I read an interesting, but ultimately horrible book, Teenage Waistland; about being a fat kid.
There is a lot of good advice in the book about not pressuring kids and letting them make their own decisions and especially, not projecting your own feelings about weight onto your kid.
But in the end, the author, Abby Ellin, doesn’t get it.
Her relationship with her body and weight was (apparently irreparably) skewed by a totally fat-phobic grandmother; and while she seems to have come to terms with that experience, she does not seem to have come to terms with weight – still struggling after all these years to keep her body at a weight that she can accept. The author spent many summers at fat camp (as a camper and as a counselor), and she gives some interesting insights into the dynamics and dysfunctions of such places.

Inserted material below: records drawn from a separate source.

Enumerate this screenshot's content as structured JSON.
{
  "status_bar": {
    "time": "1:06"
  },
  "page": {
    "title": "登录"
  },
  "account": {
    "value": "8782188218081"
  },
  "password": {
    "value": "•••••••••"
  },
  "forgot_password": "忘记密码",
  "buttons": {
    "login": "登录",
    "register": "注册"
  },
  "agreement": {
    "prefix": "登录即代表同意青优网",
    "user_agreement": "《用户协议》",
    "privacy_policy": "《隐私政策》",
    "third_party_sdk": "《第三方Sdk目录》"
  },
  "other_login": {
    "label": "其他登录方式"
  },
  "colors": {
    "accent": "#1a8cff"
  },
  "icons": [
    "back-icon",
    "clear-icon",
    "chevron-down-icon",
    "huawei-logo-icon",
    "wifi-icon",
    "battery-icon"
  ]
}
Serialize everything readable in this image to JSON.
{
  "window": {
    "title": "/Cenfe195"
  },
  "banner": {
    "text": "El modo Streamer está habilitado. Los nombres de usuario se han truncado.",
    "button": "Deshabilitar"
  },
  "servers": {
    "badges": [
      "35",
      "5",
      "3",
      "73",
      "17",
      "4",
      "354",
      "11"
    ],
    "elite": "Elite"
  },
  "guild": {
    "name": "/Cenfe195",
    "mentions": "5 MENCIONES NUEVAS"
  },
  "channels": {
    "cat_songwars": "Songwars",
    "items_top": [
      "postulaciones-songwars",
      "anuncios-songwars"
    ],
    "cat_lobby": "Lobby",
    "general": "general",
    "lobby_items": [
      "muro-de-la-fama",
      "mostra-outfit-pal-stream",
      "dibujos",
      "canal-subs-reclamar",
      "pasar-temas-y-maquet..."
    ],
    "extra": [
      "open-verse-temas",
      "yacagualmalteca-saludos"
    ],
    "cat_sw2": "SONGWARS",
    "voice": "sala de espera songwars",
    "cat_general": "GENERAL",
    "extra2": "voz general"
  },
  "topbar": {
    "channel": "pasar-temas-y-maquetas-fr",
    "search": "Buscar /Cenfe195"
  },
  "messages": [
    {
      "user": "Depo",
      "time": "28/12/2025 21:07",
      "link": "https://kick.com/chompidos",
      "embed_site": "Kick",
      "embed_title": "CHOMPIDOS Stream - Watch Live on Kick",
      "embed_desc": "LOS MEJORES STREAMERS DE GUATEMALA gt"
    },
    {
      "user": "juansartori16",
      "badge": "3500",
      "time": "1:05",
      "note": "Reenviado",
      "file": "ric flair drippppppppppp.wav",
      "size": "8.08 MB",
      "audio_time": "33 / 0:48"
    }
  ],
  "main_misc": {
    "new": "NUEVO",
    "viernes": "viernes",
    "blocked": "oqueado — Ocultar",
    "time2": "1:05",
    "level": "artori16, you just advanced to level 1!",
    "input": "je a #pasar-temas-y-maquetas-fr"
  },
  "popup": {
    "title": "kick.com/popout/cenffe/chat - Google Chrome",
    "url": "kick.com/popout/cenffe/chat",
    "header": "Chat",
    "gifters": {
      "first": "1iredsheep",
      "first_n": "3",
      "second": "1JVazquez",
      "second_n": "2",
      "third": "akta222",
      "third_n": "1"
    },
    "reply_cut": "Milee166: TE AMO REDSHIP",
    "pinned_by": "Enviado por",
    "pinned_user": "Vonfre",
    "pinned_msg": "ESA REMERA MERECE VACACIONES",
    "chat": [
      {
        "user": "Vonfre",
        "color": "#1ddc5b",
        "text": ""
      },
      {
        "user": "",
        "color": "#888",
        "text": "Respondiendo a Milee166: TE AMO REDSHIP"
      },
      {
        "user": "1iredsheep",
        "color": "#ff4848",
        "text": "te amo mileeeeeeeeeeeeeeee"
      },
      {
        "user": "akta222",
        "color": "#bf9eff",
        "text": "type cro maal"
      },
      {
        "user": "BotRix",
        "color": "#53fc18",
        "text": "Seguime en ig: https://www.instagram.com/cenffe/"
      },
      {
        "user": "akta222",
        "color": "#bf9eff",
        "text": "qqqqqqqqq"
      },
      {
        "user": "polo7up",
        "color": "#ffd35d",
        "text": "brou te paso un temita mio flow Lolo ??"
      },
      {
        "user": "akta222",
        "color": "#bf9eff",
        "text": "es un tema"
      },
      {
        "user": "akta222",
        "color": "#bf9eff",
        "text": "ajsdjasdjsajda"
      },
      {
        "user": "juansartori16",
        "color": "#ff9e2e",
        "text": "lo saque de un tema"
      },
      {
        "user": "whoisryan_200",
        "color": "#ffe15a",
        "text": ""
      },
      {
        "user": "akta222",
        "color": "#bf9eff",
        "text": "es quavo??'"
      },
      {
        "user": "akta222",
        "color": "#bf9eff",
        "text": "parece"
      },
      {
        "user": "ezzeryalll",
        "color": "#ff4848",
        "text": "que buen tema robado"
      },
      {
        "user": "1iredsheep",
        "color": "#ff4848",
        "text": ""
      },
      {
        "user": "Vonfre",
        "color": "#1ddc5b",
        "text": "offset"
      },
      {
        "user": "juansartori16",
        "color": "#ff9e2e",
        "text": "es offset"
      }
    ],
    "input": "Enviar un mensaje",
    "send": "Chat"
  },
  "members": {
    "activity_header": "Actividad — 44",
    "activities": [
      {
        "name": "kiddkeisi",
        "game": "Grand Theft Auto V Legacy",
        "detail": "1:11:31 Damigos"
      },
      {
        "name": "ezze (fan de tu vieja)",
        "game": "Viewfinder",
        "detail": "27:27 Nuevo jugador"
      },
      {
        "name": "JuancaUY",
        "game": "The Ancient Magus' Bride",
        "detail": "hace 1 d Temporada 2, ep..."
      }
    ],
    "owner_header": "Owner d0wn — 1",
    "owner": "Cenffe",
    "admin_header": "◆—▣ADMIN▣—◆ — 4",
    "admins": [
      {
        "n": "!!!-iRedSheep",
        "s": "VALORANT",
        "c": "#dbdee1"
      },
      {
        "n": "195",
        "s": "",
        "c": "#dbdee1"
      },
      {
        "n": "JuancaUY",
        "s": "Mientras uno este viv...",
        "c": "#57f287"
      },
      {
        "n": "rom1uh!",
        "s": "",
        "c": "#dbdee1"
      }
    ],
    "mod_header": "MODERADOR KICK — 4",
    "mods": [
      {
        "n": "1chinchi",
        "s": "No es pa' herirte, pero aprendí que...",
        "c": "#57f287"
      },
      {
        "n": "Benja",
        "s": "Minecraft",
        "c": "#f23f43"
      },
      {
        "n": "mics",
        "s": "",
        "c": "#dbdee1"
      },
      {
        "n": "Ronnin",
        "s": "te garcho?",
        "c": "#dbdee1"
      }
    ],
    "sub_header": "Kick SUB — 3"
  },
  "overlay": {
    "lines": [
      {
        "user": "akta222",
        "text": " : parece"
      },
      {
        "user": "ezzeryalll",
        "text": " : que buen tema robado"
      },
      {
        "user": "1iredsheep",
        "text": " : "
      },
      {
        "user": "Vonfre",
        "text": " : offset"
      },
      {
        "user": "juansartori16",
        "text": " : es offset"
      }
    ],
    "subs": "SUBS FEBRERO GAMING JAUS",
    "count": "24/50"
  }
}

She is also forthright about her very unhealthy relationship with food for many years; starving herself for 4 days out of 7 kept the weight off. And while she has stopped having “no food” days, she seems to think it was, if not a “good” choice, at least a “justifiable” one.
She acknowledges that fat acceptance is a wonderful thing – but she has decided it is a fantasy, something not attainable in the “real world”. In other words, it is better for fat people to bow down to the prejudice of our current society, and conform – even if it means a teenager gets WLS.

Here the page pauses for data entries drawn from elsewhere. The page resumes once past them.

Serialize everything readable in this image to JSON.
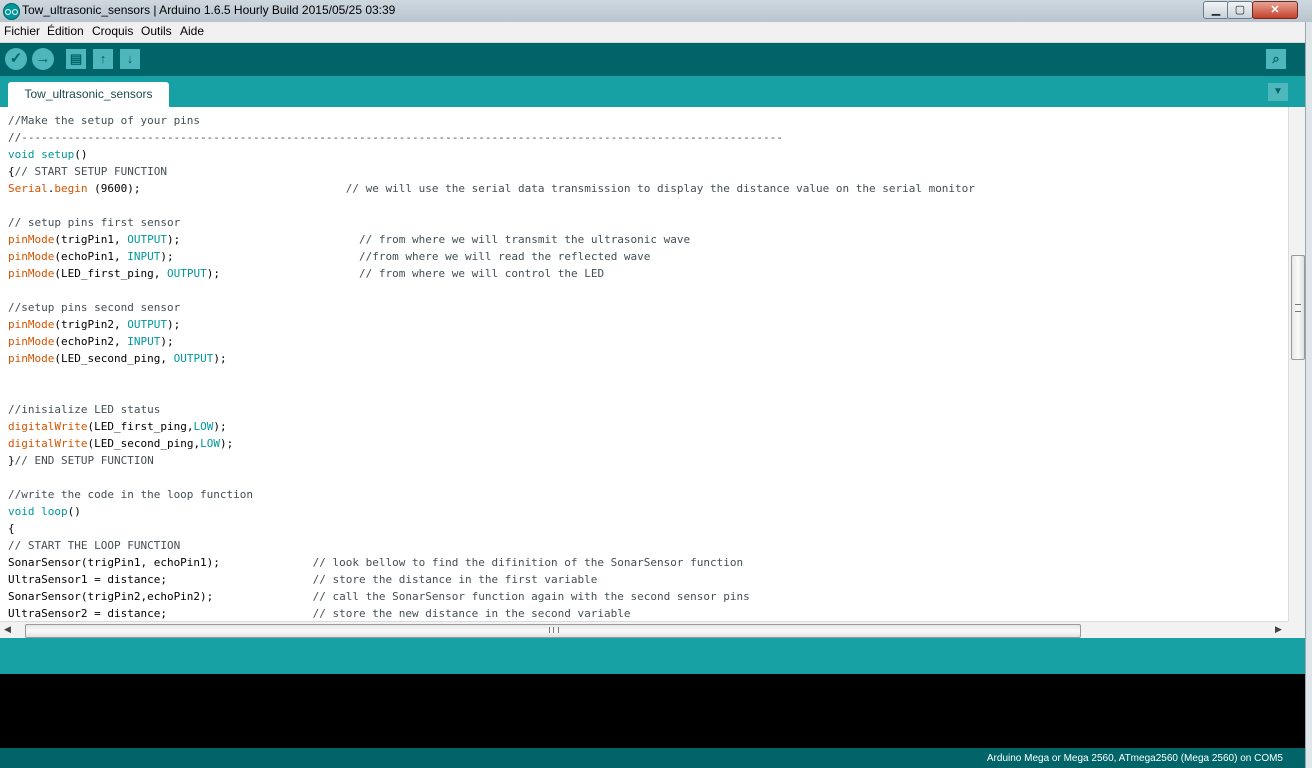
{
  "window": {
    "title": "Tow_ultrasonic_sensors | Arduino 1.6.5 Hourly Build 2015/05/25 03:39",
    "controls": {
      "minimize": "▁",
      "maximize": "▢",
      "close": "✕"
    }
  },
  "menu": {
    "items": [
      "Fichier",
      "Édition",
      "Croquis",
      "Outils",
      "Aide"
    ]
  },
  "toolbar": {
    "verify_icon": "✓",
    "upload_icon": "→",
    "new_icon": "▤",
    "open_icon": "↑",
    "save_icon": "↓",
    "serial_monitor_icon": "⌕"
  },
  "tabs": {
    "active": "Tow_ultrasonic_sensors",
    "menu_icon": "▼"
  },
  "editor": {
    "lines": [
      [
        {
          "t": "//Make the setup of your pins",
          "c": "comment"
        }
      ],
      [
        {
          "t": "//-------------------------------------------------------------------------------------------------------------------",
          "c": "comment"
        }
      ],
      [
        {
          "t": "void",
          "c": "kw"
        },
        {
          "t": " "
        },
        {
          "t": "setup",
          "c": "kw"
        },
        {
          "t": "()"
        }
      ],
      [
        {
          "t": "{"
        },
        {
          "t": "// START SETUP FUNCTION",
          "c": "comment"
        }
      ],
      [
        {
          "t": "Serial",
          "c": "fn"
        },
        {
          "t": "."
        },
        {
          "t": "begin",
          "c": "fn"
        },
        {
          "t": " (9600);                               "
        },
        {
          "t": "// we will use the serial data transmission to display the distance value on the serial monitor",
          "c": "comment"
        }
      ],
      [
        {
          "t": ""
        }
      ],
      [
        {
          "t": "// setup pins first sensor",
          "c": "comment"
        }
      ],
      [
        {
          "t": "pinMode",
          "c": "fn"
        },
        {
          "t": "(trigPin1, "
        },
        {
          "t": "OUTPUT",
          "c": "const"
        },
        {
          "t": ");                           "
        },
        {
          "t": "// from where we will transmit the ultrasonic wave",
          "c": "comment"
        }
      ],
      [
        {
          "t": "pinMode",
          "c": "fn"
        },
        {
          "t": "(echoPin1, "
        },
        {
          "t": "INPUT",
          "c": "const"
        },
        {
          "t": ");                            "
        },
        {
          "t": "//from where we will read the reflected wave",
          "c": "comment"
        }
      ],
      [
        {
          "t": "pinMode",
          "c": "fn"
        },
        {
          "t": "(LED_first_ping, "
        },
        {
          "t": "OUTPUT",
          "c": "const"
        },
        {
          "t": ");                     "
        },
        {
          "t": "// from where we will control the LED",
          "c": "comment"
        }
      ],
      [
        {
          "t": ""
        }
      ],
      [
        {
          "t": "//setup pins second sensor",
          "c": "comment"
        }
      ],
      [
        {
          "t": "pinMode",
          "c": "fn"
        },
        {
          "t": "(trigPin2, "
        },
        {
          "t": "OUTPUT",
          "c": "const"
        },
        {
          "t": ");"
        }
      ],
      [
        {
          "t": "pinMode",
          "c": "fn"
        },
        {
          "t": "(echoPin2, "
        },
        {
          "t": "INPUT",
          "c": "const"
        },
        {
          "t": ");"
        }
      ],
      [
        {
          "t": "pinMode",
          "c": "fn"
        },
        {
          "t": "(LED_second_ping, "
        },
        {
          "t": "OUTPUT",
          "c": "const"
        },
        {
          "t": ");"
        }
      ],
      [
        {
          "t": ""
        }
      ],
      [
        {
          "t": ""
        }
      ],
      [
        {
          "t": "//inisialize LED status",
          "c": "comment"
        }
      ],
      [
        {
          "t": "digitalWrite",
          "c": "fn"
        },
        {
          "t": "(LED_first_ping,"
        },
        {
          "t": "LOW",
          "c": "const"
        },
        {
          "t": ");"
        }
      ],
      [
        {
          "t": "digitalWrite",
          "c": "fn"
        },
        {
          "t": "(LED_second_ping,"
        },
        {
          "t": "LOW",
          "c": "const"
        },
        {
          "t": ");"
        }
      ],
      [
        {
          "t": "}"
        },
        {
          "t": "// END SETUP FUNCTION",
          "c": "comment"
        }
      ],
      [
        {
          "t": ""
        }
      ],
      [
        {
          "t": "//write the code in the loop function",
          "c": "comment"
        }
      ],
      [
        {
          "t": "void",
          "c": "kw"
        },
        {
          "t": " "
        },
        {
          "t": "loop",
          "c": "kw"
        },
        {
          "t": "()"
        }
      ],
      [
        {
          "t": "{"
        }
      ],
      [
        {
          "t": "// START THE LOOP FUNCTION",
          "c": "comment"
        }
      ],
      [
        {
          "t": "SonarSensor(trigPin1, echoPin1);              "
        },
        {
          "t": "// look bellow to find the difinition of the SonarSensor function",
          "c": "comment"
        }
      ],
      [
        {
          "t": "UltraSensor1 = distance;                      "
        },
        {
          "t": "// store the distance in the first variable",
          "c": "comment"
        }
      ],
      [
        {
          "t": "SonarSensor(trigPin2,echoPin2);               "
        },
        {
          "t": "// call the SonarSensor function again with the second sensor pins",
          "c": "comment"
        }
      ],
      [
        {
          "t": "UltraSensor2 = distance;                      "
        },
        {
          "t": "// store the new distance in the second variable",
          "c": "comment"
        }
      ]
    ]
  },
  "scrollbars": {
    "left_arrow": "◀",
    "right_arrow": "▶"
  },
  "status": {
    "board": "Arduino Mega or Mega 2560, ATmega2560 (Mega 2560) on COM5"
  }
}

I personally feel the author does not practice self-acceptance; so how can she understand fat acceptance? I wish she was working more on her own issues instead of writing what she purports to be a self-help book for fat kids and their parents. The book itself engages in the very behavior that she declares to be most harmful to fat kids – projecting her own fat issues onto others.
So as a self-help book it is horrible, but again, it does give interesting insights into just how badly fat prejudice can screw up a person’s whole life.